Which is very good news, firefox is too overkill for me.
The only disadvantage of ungoogled-chromium is that you have to install the extensions manually. A script can give you the url just by entering the id of the extension. Check the faq for the different methods of installing an extension.


Re: firefox and firefox-esr

Reply #2
Pale Moon doesn't seem to make any connections on start up (although it does on the unconfigured first run startup) and you can enable and disable various ciphers in about:config.
It looks like the weaker ciphers are there as a fallback and the stronger ones are used in preference, so presumably the default set up provides a good browsing experience, but for high security purposes I guess no connection is better than a weak one.

Re: firefox and firefox-esr

Reply #3
thank you both for responding.

Quote
user_pref("security.ssl3.rsa_aes_128_gcm_sha256", false);
user_pref("security.ssl3.rsa_aes_256_gcm_sha384", false);

fixed ciphers issue. These were hidden so that is why I was not able to disable them. Now it works.
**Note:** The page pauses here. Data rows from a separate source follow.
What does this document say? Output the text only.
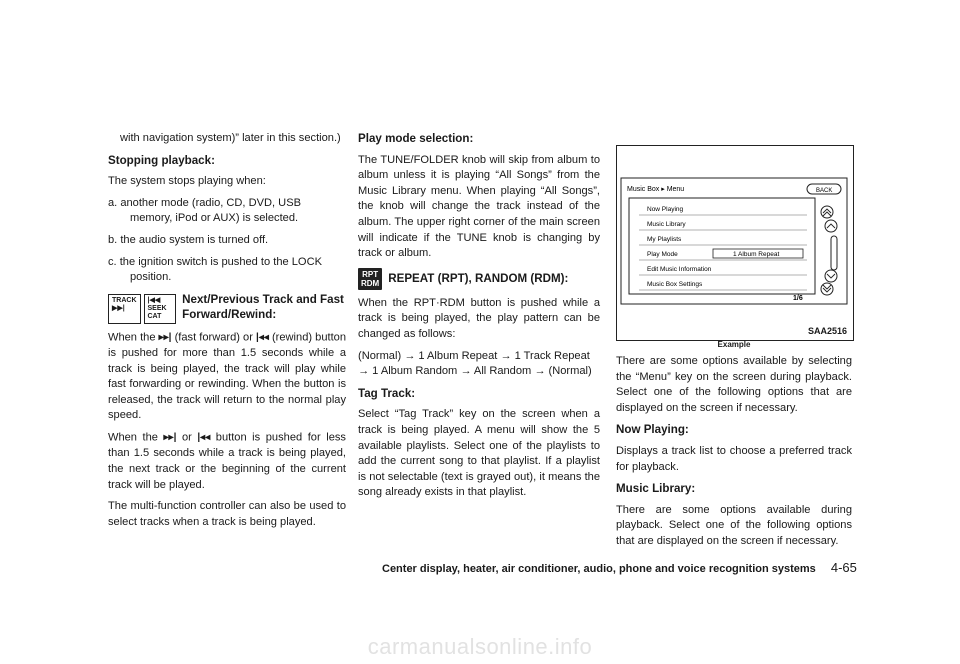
with navigation system)” later in this section.)

Stopping playback:

The system stops playing when:

a. another mode (radio, CD, DVD, USB memory, iPod or AUX) is selected.

b. the audio system is turned off.

c. the ignition switch is pushed to the LOCK position.

TRACK ▶▶|
|◀◀ SEEK CAT

Next/Previous Track and Fast Forward/Rewind:

When the ▸▸| (fast forward) or |◂◂ (rewind) button is pushed for more than 1.5 seconds while a track is being played, the track will play while fast forwarding or rewinding. When the button is released, the track will return to the normal play speed.

When the ▸▸| or |◂◂ button is pushed for less than 1.5 seconds while a track is being played, the next track or the beginning of the current track will be played.

The multi-function controller can also be used to select tracks when a track is being played.

Play mode selection:

The TUNE/FOLDER knob will skip from album to album unless it is playing “All Songs” from the Music Library menu. When playing “All Songs”, the knob will change the track instead of the album. The upper right corner of the main screen will indicate if the TUNE knob is changing by track or album.

RPT
RDM REPEAT (RPT), RANDOM (RDM):

When the RPT·RDM button is pushed while a track is being played, the play pattern can be changed as follows:

(Normal) → 1 Album Repeat → 1 Track Repeat → 1 Album Random → All Random → (Normal)

Tag Track:

Select “Tag Track” key on the screen when a track is being played. A menu will show the 5 available playlists. Select one of the playlists to add the current song to that playlist. If a playlist is not selectable (text is grayed out), it means the song already exists in that playlist.

Music Box ▸ Menu	BACK
Now Playing
Music Library
My Playlists
Play Mode	1 Album Repeat
Edit Music Information
Music Box Settings
1/6
SAA2516
Example

There are some options available by selecting the “Menu” key on the screen during playback. Select one of the following options that are displayed on the screen if necessary.

Now Playing:

Displays a track list to choose a preferred track for playback.

Music Library:

There are some options available during playback. Select one of the following options that are displayed on the screen if necessary.

Center display, heater, air conditioner, audio, phone and voice recognition systems 4-65
carmanualsonline.info
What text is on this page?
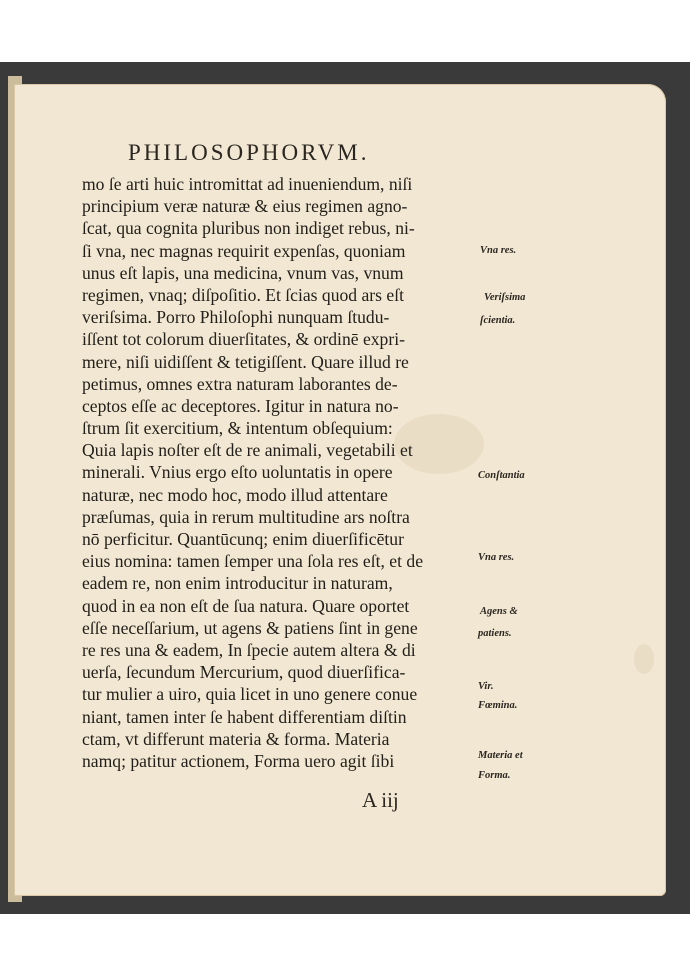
PHILOSOPHORVM.
mo ſe arti huic intromittat ad inueniendum, niſi
principium veræ naturæ & eius regimen agno-
ſcat, qua cognita pluribus non indiget rebus, ni-
ſi vna, nec magnas requirit expenſas, quoniam
unus eſt lapis, una medicina, vnum vas, vnum
regimen, vnaq; diſpoſitio. Et ſcias quod ars eſt
veriſsima. Porro Philoſophi nunquam ſtudu-
iſſent tot colorum diuerſitates, & ordinē expri-
mere, niſi uidiſſent & tetigiſſent. Quare illud re
petimus, omnes extra naturam laborantes de-
ceptos eſſe ac deceptores. Igitur in natura no-
ſtrum ſit exercitium, & intentum obſequium:
Quia lapis noſter eſt de re animali, vegetabili et
minerali. Vnius ergo eſto uoluntatis in opere
naturæ, nec modo hoc, modo illud attentare
præſumas, quia in rerum multitudine ars noſtra
nō perficitur. Quantūcunq; enim diuerſificētur
eius nomina: tamen ſemper una ſola res eſt, et de
eadem re, non enim introducitur in naturam,
quod in ea non eſt de ſua natura. Quare oportet
eſſe neceſſarium, ut agens & patiens ſint in gene
re res una & eadem, In ſpecie autem altera & di
uerſa, ſecundum Mercurium, quod diuerſifica-
tur mulier a uiro, quia licet in uno genere conue
niant, tamen inter ſe habent differentiam diſtin
ctam, vt differunt materia & forma. Materia
namq; patitur actionem, Forma uero agit ſibi
Vna res.
Veriſsima
ſcientia.
Conſtantia
Vna res.
Agens &
patiens.
Vir.
Fœmina.
Materia et
Forma.
A iij
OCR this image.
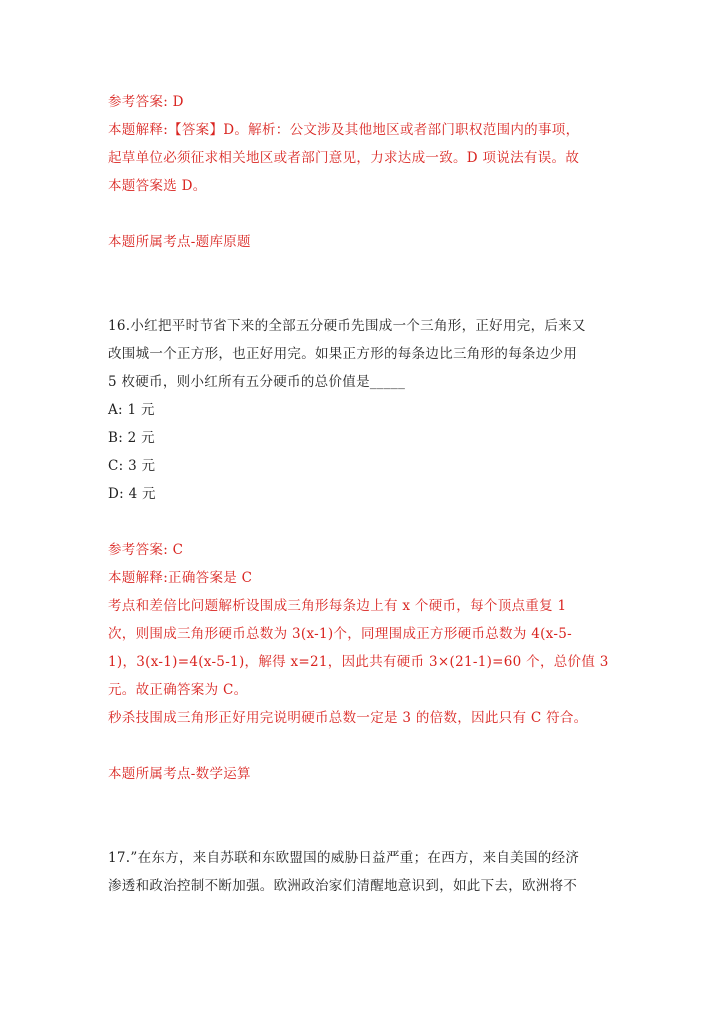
参考答案: D
本题解释:【答案】D。解析：公文涉及其他地区或者部门职权范围内的事项，
起草单位必须征求相关地区或者部门意见，力求达成一致。D 项说法有误。故
本题答案选 D。
本题所属考点-题库原题
16.小红把平时节省下来的全部五分硬币先围成一个三角形，正好用完，后来又
改围城一个正方形，也正好用完。如果正方形的每条边比三角形的每条边少用
5 枚硬币，则小红所有五分硬币的总价值是_____
A: 1 元
B: 2 元
C: 3 元
D: 4 元
参考答案: C
本题解释:正确答案是 C
考点和差倍比问题解析设围成三角形每条边上有 x 个硬币，每个顶点重复 1
次，则围成三角形硬币总数为 3(x-1)个，同理围成正方形硬币总数为 4(x-5-
1)，3(x-1)=4(x-5-1)，解得 x=21，因此共有硬币 3×(21-1)=60 个，总价值 3
元。故正确答案为 C。
秒杀技围成三角形正好用完说明硬币总数一定是 3 的倍数，因此只有 C 符合。
本题所属考点-数学运算
17.”在东方，来自苏联和东欧盟国的威胁日益严重；在西方，来自美国的经济
渗透和政治控制不断加强。欧洲政治家们清醒地意识到，如此下去，欧洲将不
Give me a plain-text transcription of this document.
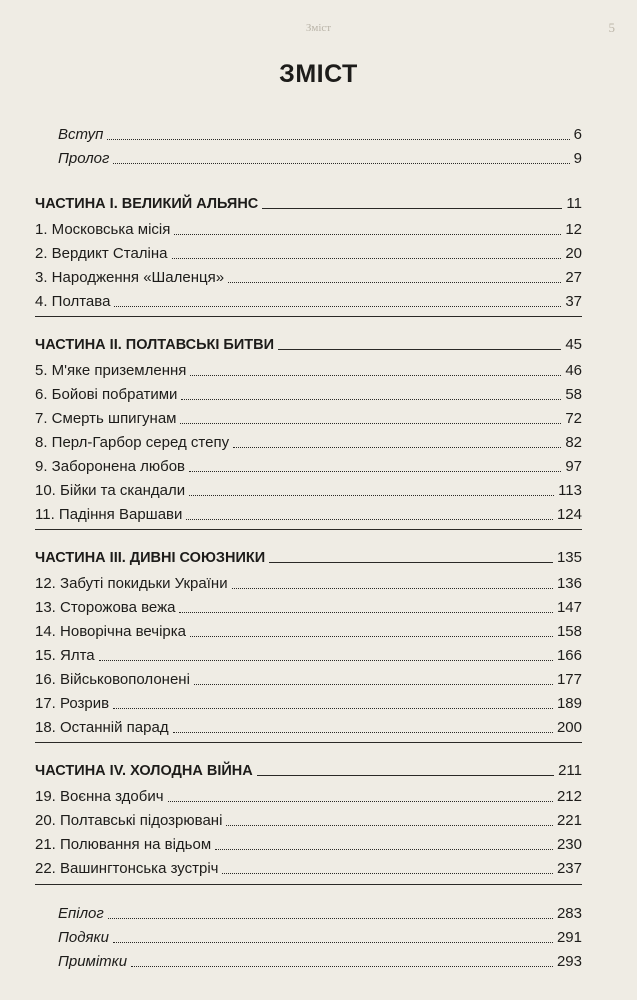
Зміст	5
ЗМІСТ
Вступ	6
Пролог	9
ЧАСТИНА І. ВЕЛИКИЙ АЛЬЯНС	11
1. Московська місія	12
2. Вердикт Сталіна	20
3. Народження «Шаленця»	27
4. Полтава	37
ЧАСТИНА ІІ. ПОЛТАВСЬКІ БИТВИ	45
5. М'яке приземлення	46
6. Бойові побратими	58
7. Смерть шпигунам	72
8. Перл-Гарбор серед степу	82
9. Заборонена любов	97
10. Бійки та скандали	113
11. Падіння Варшави	124
ЧАСТИНА ІІІ. ДИВНІ СОЮЗНИКИ	135
12. Забуті покидьки України	136
13. Сторожова вежа	147
14. Новорічна вечірка	158
15. Ялта	166
16. Військовополонені	177
17. Розрив	189
18. Останній парад	200
ЧАСТИНА IV. ХОЛОДНА ВІЙНА	211
19. Воєнна здобич	212
20. Полтавські підозрювані	221
21. Полювання на відьом	230
22. Вашингтонська зустріч	237
Епілог	283
Подяки	291
Примітки	293
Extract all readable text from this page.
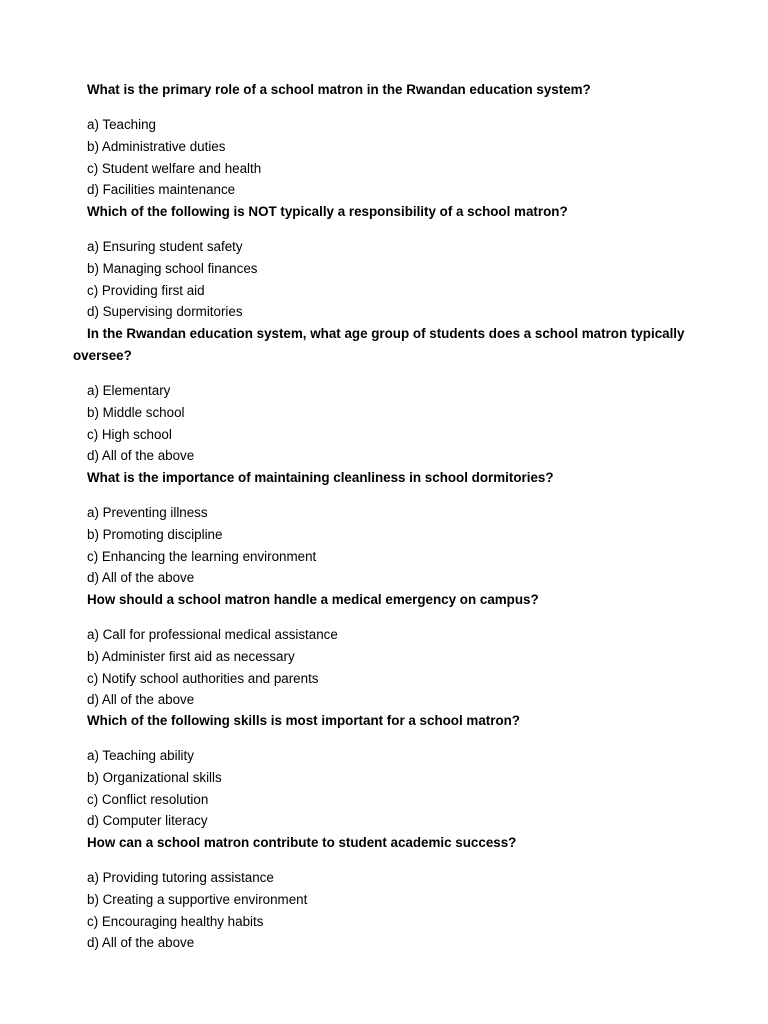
What is the primary role of a school matron in the Rwandan education system?

a) Teaching
b) Administrative duties
c) Student welfare and health
d) Facilities maintenance

Which of the following is NOT typically a responsibility of a school matron?

a) Ensuring student safety
b) Managing school finances
c) Providing first aid
d) Supervising dormitories

In the Rwandan education system, what age group of students does a school matron typically oversee?

a) Elementary
b) Middle school
c) High school
d) All of the above

What is the importance of maintaining cleanliness in school dormitories?

a) Preventing illness
b) Promoting discipline
c) Enhancing the learning environment
d) All of the above

How should a school matron handle a medical emergency on campus?

a) Call for professional medical assistance
b) Administer first aid as necessary
c) Notify school authorities and parents
d) All of the above

Which of the following skills is most important for a school matron?

a) Teaching ability
b) Organizational skills
c) Conflict resolution
d) Computer literacy

How can a school matron contribute to student academic success?

a) Providing tutoring assistance
b) Creating a supportive environment
c) Encouraging healthy habits
d) All of the above
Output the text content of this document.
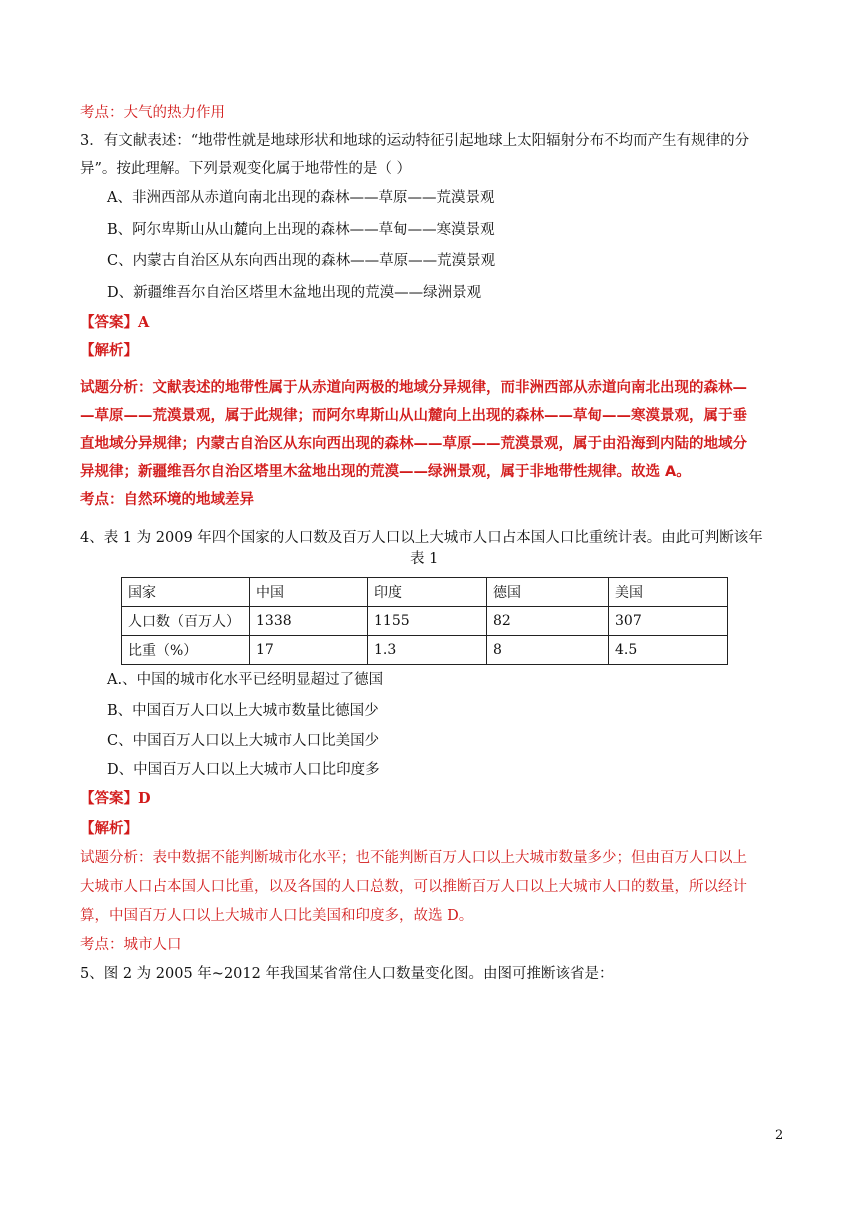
考点：大气的热力作用
3．有文献表述：“地带性就是地球形状和地球的运动特征引起地球上太阳辐射分布不均而产生有规律的分
异”。按此理解。下列景观变化属于地带性的是（ ）
A、非洲西部从赤道向南北出现的森林——草原——荒漠景观
B、阿尔卑斯山从山麓向上出现的森林——草甸——寒漠景观
C、内蒙古自治区从东向西出现的森林——草原——荒漠景观
D、新疆维吾尔自治区塔里木盆地出现的荒漠——绿洲景观
【答案】A
【解析】
试题分析：文献表述的地带性属于从赤道向两极的地域分异规律，而非洲西部从赤道向南北出现的森林—
—草原——荒漠景观，属于此规律；而阿尔卑斯山从山麓向上出现的森林——草甸——寒漠景观，属于垂
直地域分异规律；内蒙古自治区从东向西出现的森林——草原——荒漠景观，属于由沿海到内陆的地域分
异规律；新疆维吾尔自治区塔里木盆地出现的荒漠——绿洲景观，属于非地带性规律。故选 A。
考点：自然环境的地域差异
4、表 1 为 2009 年四个国家的人口数及百万人口以上大城市人口占本国人口比重统计表。由此可判断该年
表 1
国家	中国	印度	德国	美国
人口数（百万人）	1338	1155	82	307
比重（%）	17	1.3	8	4.5
A.、中国的城市化水平已经明显超过了德国
B、中国百万人口以上大城市数量比德国少
C、中国百万人口以上大城市人口比美国少
D、中国百万人口以上大城市人口比印度多
【答案】D
【解析】
试题分析：表中数据不能判断城市化水平；也不能判断百万人口以上大城市数量多少；但由百万人口以上
大城市人口占本国人口比重，以及各国的人口总数，可以推断百万人口以上大城市人口的数量，所以经计
算，中国百万人口以上大城市人口比美国和印度多，故选 D。
考点：城市人口
5、图 2 为 2005 年~2012 年我国某省常住人口数量变化图。由图可推断该省是：
2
I have firefox 68.11-esr (antiX) that does not make any auto connections after customization (about:config)

Only since 78/79 firefox started to make auto connections that I am not able to block. So I will use iptables for this.

I was using Pale Moon long time ago but it had a lot of issues then.

Never tried ungoogled-chromium. Maybe I will give a shot.

 

Re: firefox and firefox-esr

Reply #4
you have to build firefox with --disable-safe-browsing if you want to cut off all connections at startup, along with disabling any updates via about:config and all other url-based options there.  some people dont consider this 'safe' but i'm fine with it

Re: firefox and firefox-esr

Reply #5
you have to build firefox with --disable-safe-browsing if you want to cut off all connections at startup, along with disabling any updates via about:config and all other url-based options there.  some people dont consider this 'safe' but i'm fine with it

I have disabled safebrowsing and whatever updates in about:config. As I mentioned before, my customization worked in the case of firefox 68.11-esr, so I doubt that these connections are related fo safebrowsing. I suspect that this is related to services similar to normandy (telling firefox devs how I use browser). Whether this is hidden or hard coded I don't know.


Re: firefox and firefox-esr

Reply #7
Amazon and others provide CDN (Content Delivery Network) services to Mozilla. So that's reason why mozilla connect to amazon, google, edgecast, etc.